Harrison Ford’un unutulmaz karakteri Indiana Jones. Bruce Willis’in Zor Ölüm’de (Die Hard) canlandırdığı John McClane. Ya da Mumya serisindeki Rick O’Connell… Bu karakterlerden hiçbirinin süper bir gücü yoktur. Aşırı kaslı ya da inanılmaz yetenekli değillerdir. Tam aksine yaralanırlar, dayak yerler ve genellikle bol bol pot kırarlar. Ama buna rağmen çoğu film karakterine nazaran daha çok sevilirler. Çünkü zekidirler, içlerine düştükleri durumun ironik yanlarını görürler, en olmadık anlarda espri yapar, hatta düşmanlarına laf sokarlar. Kısacası sempatiktirler, çünkü yaşadıkları tüm o inanılmaz maceralara rağmen bize benzerler.
Naughty Dog ekibi Nathan “Nate” Drake’i tasarlarken bu karakterlerden esinlenmiştir işte. Ve iyi ki de öyle yapmıştır! Çünkü bugün Playstation sahibi olsun ya da olmasın her oyuncunun gönlünü kazanmış bir oyun kahramanıdır Nathan Drake. Ve şimdi de dördüncü ve son macerasına davet ediyor kendisi bizleri…
Can çıkar, huy çıkmaz
Uncharted 4: A Thief’s End, ilk tanıştığımız günlere nazaran artık daha yaşlı, orta yaş krizine girilen yıllara daha bir yakın Nathan Drake ile buluşturuyor bizleri. Buna rağmen eski dostumuz o çok sevdiğimiz acarlığından, maceraperestliğinden ve hazine tutkusundan hiçbir şey kaybetmemiş gibi görünüyor.

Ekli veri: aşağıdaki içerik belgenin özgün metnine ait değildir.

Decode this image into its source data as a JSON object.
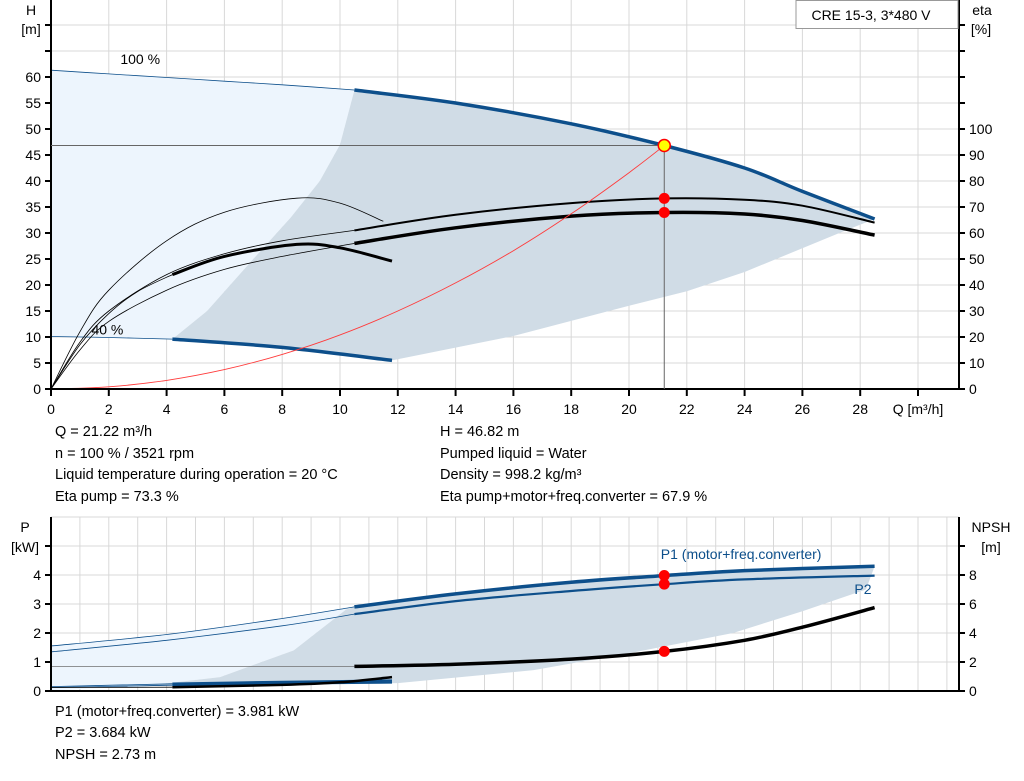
{
  "chart_data": [
    {
      "type": "line",
      "model_label": "CRE 15-3, 3*480 V",
      "xlabel": "Q [m³/h]",
      "ylabel_left": {
        "name": "H",
        "unit": "[m]"
      },
      "ylabel_right": {
        "name": "eta",
        "unit": "[%]"
      },
      "xlim": [
        0,
        31.4
      ],
      "ylim_left": [
        0,
        75
      ],
      "ylim_right": [
        0,
        150
      ],
      "x_ticks": [
        "0",
        "2",
        "4",
        "6",
        "8",
        "10",
        "12",
        "14",
        "16",
        "18",
        "20",
        "22",
        "24",
        "26",
        "28"
      ],
      "y_ticks_left": [
        "0",
        "5",
        "10",
        "15",
        "20",
        "25",
        "30",
        "35",
        "40",
        "45",
        "50",
        "55",
        "60"
      ],
      "y_ticks_right": [
        "0",
        "10",
        "20",
        "30",
        "40",
        "50",
        "60",
        "70",
        "80",
        "90",
        "100"
      ],
      "grid": true,
      "speed_labels": [
        {
          "text": "100 %",
          "q": 2.4,
          "h": 63.5
        },
        {
          "text": "40 %",
          "q": 1.4,
          "h": 11.4
        }
      ],
      "regions": [
        {
          "fill": "#edf5fd",
          "axis": "left",
          "points": [
            [
              0,
              61.3
            ],
            [
              2,
              60.6
            ],
            [
              4,
              59.9
            ],
            [
              6,
              59.2
            ],
            [
              8,
              58.5
            ],
            [
              10.5,
              57.5
            ],
            [
              10,
              47
            ],
            [
              9.3,
              40
            ],
            [
              8.3,
              33
            ],
            [
              7,
              25
            ],
            [
              5.4,
              15
            ],
            [
              4.2,
              9.6
            ],
            [
              2,
              9.9
            ],
            [
              0,
              10.1
            ]
          ]
        },
        {
          "fill": "#d0dce6",
          "axis": "left",
          "points": [
            [
              4.2,
              9.6
            ],
            [
              5.4,
              15
            ],
            [
              7,
              25
            ],
            [
              8.3,
              33
            ],
            [
              9.3,
              40
            ],
            [
              10,
              47
            ],
            [
              10.5,
              57.5
            ],
            [
              14,
              55
            ],
            [
              18,
              51
            ],
            [
              21.22,
              46.82
            ],
            [
              24,
              42.5
            ],
            [
              26,
              38
            ],
            [
              28.5,
              32.7
            ],
            [
              27.5,
              30.5
            ],
            [
              24,
              22.5
            ],
            [
              22,
              18.8
            ],
            [
              20,
              16
            ],
            [
              16,
              10.2
            ],
            [
              11.8,
              5.5
            ],
            [
              8,
              8
            ],
            [
              4.2,
              9.6
            ]
          ]
        }
      ],
      "series": [
        {
          "quantity": "H",
          "speed": "100 %",
          "axis": "left",
          "color": "#0d4f8b",
          "emphasized_from": 10.5,
          "points": [
            [
              0,
              61.3
            ],
            [
              2,
              60.6
            ],
            [
              4,
              59.9
            ],
            [
              6,
              59.2
            ],
            [
              8,
              58.5
            ],
            [
              10.5,
              57.5
            ],
            [
              14,
              55.0
            ],
            [
              18,
              51.0
            ],
            [
              21.22,
              46.82
            ],
            [
              24,
              42.5
            ],
            [
              26,
              38.0
            ],
            [
              28.5,
              32.7
            ]
          ]
        },
        {
          "quantity": "H",
          "speed": "40 %",
          "axis": "left",
          "color": "#0d4f8b",
          "emphasized_from": 4.2,
          "points": [
            [
              0,
              10.1
            ],
            [
              2,
              9.9
            ],
            [
              4.2,
              9.6
            ],
            [
              8,
              8.0
            ],
            [
              11.8,
              5.5
            ]
          ]
        },
        {
          "quantity": "Eta pump",
          "speed": "100 %",
          "axis": "right",
          "color": "#000000",
          "emphasized_from": 10.5,
          "weight": 2,
          "points": [
            [
              0,
              0
            ],
            [
              1,
              18
            ],
            [
              2,
              30
            ],
            [
              4,
              44
            ],
            [
              6,
              52
            ],
            [
              8,
              57
            ],
            [
              10.5,
              61
            ],
            [
              14,
              67
            ],
            [
              18,
              71.5
            ],
            [
              21.22,
              73.3
            ],
            [
              24,
              72.8
            ],
            [
              26,
              70.5
            ],
            [
              28.5,
              64
            ]
          ]
        },
        {
          "quantity": "Eta pump+motor+freq.converter",
          "speed": "100 %",
          "axis": "right",
          "color": "#000000",
          "emphasized_from": 10.5,
          "weight": 3.5,
          "points": [
            [
              0,
              0
            ],
            [
              1,
              15
            ],
            [
              2,
              26
            ],
            [
              4,
              38
            ],
            [
              6,
              46
            ],
            [
              8,
              51
            ],
            [
              10.5,
              56
            ],
            [
              14,
              62
            ],
            [
              18,
              66.5
            ],
            [
              21.22,
              67.9
            ],
            [
              24,
              67.3
            ],
            [
              26,
              64.8
            ],
            [
              28.5,
              59.2
            ]
          ]
        },
        {
          "quantity": "Eta pump",
          "speed": "40 %",
          "axis": "right",
          "color": "#000000",
          "emphasized_from": 99,
          "points": [
            [
              0,
              0
            ],
            [
              1,
              22
            ],
            [
              2,
              38
            ],
            [
              4,
              57
            ],
            [
              6,
              68
            ],
            [
              8.5,
              73.4
            ],
            [
              10,
              71.5
            ],
            [
              11.5,
              64.5
            ]
          ]
        },
        {
          "quantity": "Eta pump+motor+freq.converter",
          "speed": "40 %",
          "axis": "right",
          "color": "#000000",
          "emphasized_from": 4.2,
          "weight": 3,
          "points": [
            [
              0,
              0
            ],
            [
              1,
              17
            ],
            [
              2,
              29
            ],
            [
              3,
              37.5
            ],
            [
              4.2,
              44
            ],
            [
              6,
              51
            ],
            [
              8.5,
              55.6
            ],
            [
              10,
              54.3
            ],
            [
              11.8,
              49.2
            ]
          ]
        },
        {
          "quantity": "System curve",
          "axis": "left",
          "color": "#ff3b3b",
          "emphasized_from": 99,
          "points": [
            [
              0,
              0
            ],
            [
              2,
              0.42
            ],
            [
              4,
              1.66
            ],
            [
              6,
              3.74
            ],
            [
              8,
              6.65
            ],
            [
              10,
              10.4
            ],
            [
              12,
              15
            ],
            [
              14,
              20.4
            ],
            [
              16,
              26.6
            ],
            [
              18,
              33.7
            ],
            [
              20,
              41.6
            ],
            [
              21.22,
              46.82
            ]
          ]
        }
      ],
      "operating_point": {
        "q": 21.22,
        "h": 46.82,
        "eta_pump": 73.3,
        "eta_total": 67.9
      }
    },
    {
      "type": "line",
      "ylabel_left": {
        "name": "P",
        "unit": "[kW]"
      },
      "ylabel_right": {
        "name": "NPSH",
        "unit": "[m]"
      },
      "xlim": [
        0,
        31.4
      ],
      "ylim_left": [
        0,
        6
      ],
      "ylim_right": [
        0,
        12
      ],
      "y_ticks_left": [
        "0",
        "1",
        "2",
        "3",
        "4"
      ],
      "y_ticks_right": [
        "0",
        "2",
        "4",
        "6",
        "8"
      ],
      "grid": true,
      "regions": [
        {
          "fill": "#edf5fd",
          "axis": "left",
          "points": [
            [
              0,
              1.55
            ],
            [
              4,
              1.95
            ],
            [
              8,
              2.5
            ],
            [
              10.5,
              2.9
            ],
            [
              10.2,
              2.8
            ],
            [
              8.4,
              1.4
            ],
            [
              5.85,
              0.48
            ],
            [
              3,
              0.15
            ],
            [
              0.07,
              0.03
            ],
            [
              0,
              0.05
            ]
          ]
        },
        {
          "fill": "#d0dce6",
          "axis": "left",
          "points": [
            [
              0.07,
              0.03
            ],
            [
              3,
              0.15
            ],
            [
              5.85,
              0.48
            ],
            [
              8.4,
              1.4
            ],
            [
              10.2,
              2.8
            ],
            [
              10.5,
              2.9
            ],
            [
              14,
              3.35
            ],
            [
              18,
              3.75
            ],
            [
              21.22,
              3.981
            ],
            [
              24,
              4.15
            ],
            [
              28.5,
              4.3
            ],
            [
              28.2,
              3.5
            ],
            [
              26,
              2.75
            ],
            [
              23.6,
              2.0
            ],
            [
              20,
              1.3
            ],
            [
              16.7,
              0.72
            ],
            [
              12,
              0.27
            ],
            [
              4.2,
              0.2
            ],
            [
              0.07,
              0.03
            ]
          ]
        }
      ],
      "series": [
        {
          "name": "P1 (motor+freq.converter)",
          "speed": "100 %",
          "axis": "left",
          "color": "#0d4f8b",
          "emphasized_from": 10.5,
          "weight": 3.5,
          "points": [
            [
              0,
              1.55
            ],
            [
              4,
              1.95
            ],
            [
              8,
              2.5
            ],
            [
              10.5,
              2.9
            ],
            [
              14,
              3.35
            ],
            [
              18,
              3.75
            ],
            [
              21.22,
              3.981
            ],
            [
              24,
              4.15
            ],
            [
              28.5,
              4.3
            ]
          ]
        },
        {
          "name": "P2",
          "speed": "100 %",
          "axis": "left",
          "color": "#0d4f8b",
          "emphasized_from": 10.5,
          "weight": 2.2,
          "points": [
            [
              0,
              1.35
            ],
            [
              4,
              1.75
            ],
            [
              8,
              2.25
            ],
            [
              10.5,
              2.65
            ],
            [
              14,
              3.1
            ],
            [
              18,
              3.45
            ],
            [
              21.22,
              3.684
            ],
            [
              24,
              3.85
            ],
            [
              28.5,
              3.98
            ]
          ]
        },
        {
          "quantity": "NPSH",
          "speed": "100 %",
          "axis": "right",
          "color": "#000000",
          "emphasized_from": 10.5,
          "weight": 3.5,
          "thin_color": "#707070",
          "points": [
            [
              0,
              1.7
            ],
            [
              10.5,
              1.7
            ],
            [
              14,
              1.85
            ],
            [
              18,
              2.2
            ],
            [
              21.22,
              2.73
            ],
            [
              24,
              3.5
            ],
            [
              26,
              4.4
            ],
            [
              28.5,
              5.75
            ]
          ]
        },
        {
          "quantity": "P1 (motor+freq.converter)",
          "speed": "40 %",
          "axis": "left",
          "color": "#0d4f8b",
          "emphasized_from": 4.2,
          "weight": 2.5,
          "points": [
            [
              0,
              0.15
            ],
            [
              4.2,
              0.25
            ],
            [
              8,
              0.31
            ],
            [
              11.8,
              0.36
            ]
          ]
        },
        {
          "quantity": "P2",
          "speed": "40 %",
          "axis": "left",
          "color": "#0d4f8b",
          "emphasized_from": 4.2,
          "weight": 2,
          "points": [
            [
              0,
              0.12
            ],
            [
              4.2,
              0.2
            ],
            [
              8,
              0.25
            ],
            [
              11.8,
              0.29
            ]
          ]
        },
        {
          "quantity": "NPSH",
          "speed": "40 %",
          "axis": "right",
          "color": "#000000",
          "emphasized_from": 4.2,
          "weight": 2.5,
          "points": [
            [
              0,
              0.24
            ],
            [
              4.2,
              0.26
            ],
            [
              8,
              0.42
            ],
            [
              10,
              0.6
            ],
            [
              11.8,
              0.96
            ]
          ]
        }
      ],
      "series_labels": [
        {
          "text": "P1 (motor+freq.converter)",
          "q": 21.1,
          "p": 4.55
        },
        {
          "text": "P2",
          "q": 27.8,
          "p": 3.35
        }
      ],
      "operating_point": {
        "p1": 3.981,
        "p2": 3.684,
        "npsh": 2.73
      }
    }
  ],
  "info_top": {
    "left": [
      "Q = 21.22 m³/h",
      "n = 100 % / 3521 rpm",
      "Liquid temperature during operation = 20 °C",
      "Eta pump = 73.3 %"
    ],
    "right": [
      "H = 46.82 m",
      "Pumped liquid = Water",
      "Density = 998.2 kg/m³",
      "Eta pump+motor+freq.converter = 67.9 %"
    ]
  },
  "info_bottom": [
    "P1 (motor+freq.converter) = 3.981 kW",
    "P2 = 3.684 kW",
    "NPSH = 2.73 m"
  ],
  "colors": {
    "curve_blue": "#0d4f8b",
    "op_point_fill": "#ffff00",
    "dot_red": "#ff0000",
    "grid": "#d8d8d8"
  }
}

Serinin sıkı takipçilerinin de hatırlayacağı üzere Nathan’ı en son Elena ile evlenip macera işlerinden elini eteğini çekmeye karar vermiş vaziyette bırakmıştık. Ancak, üçüncü oyunun sonundan 3 sene sonra, 15 yıldır öldü sandığı kardeşi Sam çıkageliyor ve Nathan’ın kurulu hayatı bir anda altüst oluyor. Sam her ne kadar bizler için yeni bir karakter olsa da Nathan ve Sully ona hiç de yabancı değil. Çünkü bu üçlü benzer tutkuların peşinde koşuyor, benzer yöntemleri kullanıyor ve benzer hazır cevaplıkla laflarını sıralıyorlar. Bu da bir zamanlar beraber çalıştıkları hissini uyandırıyor bizlerde. Sam’in öldü sanılmasının sebebi neydi, bunca zamandır nerelerdeydi henüz bilmiyoruz. Ancak bildiğimiz bir şey varsa o da gözünü ünlü korsan Henry Avery’nin hazinesine diktiği…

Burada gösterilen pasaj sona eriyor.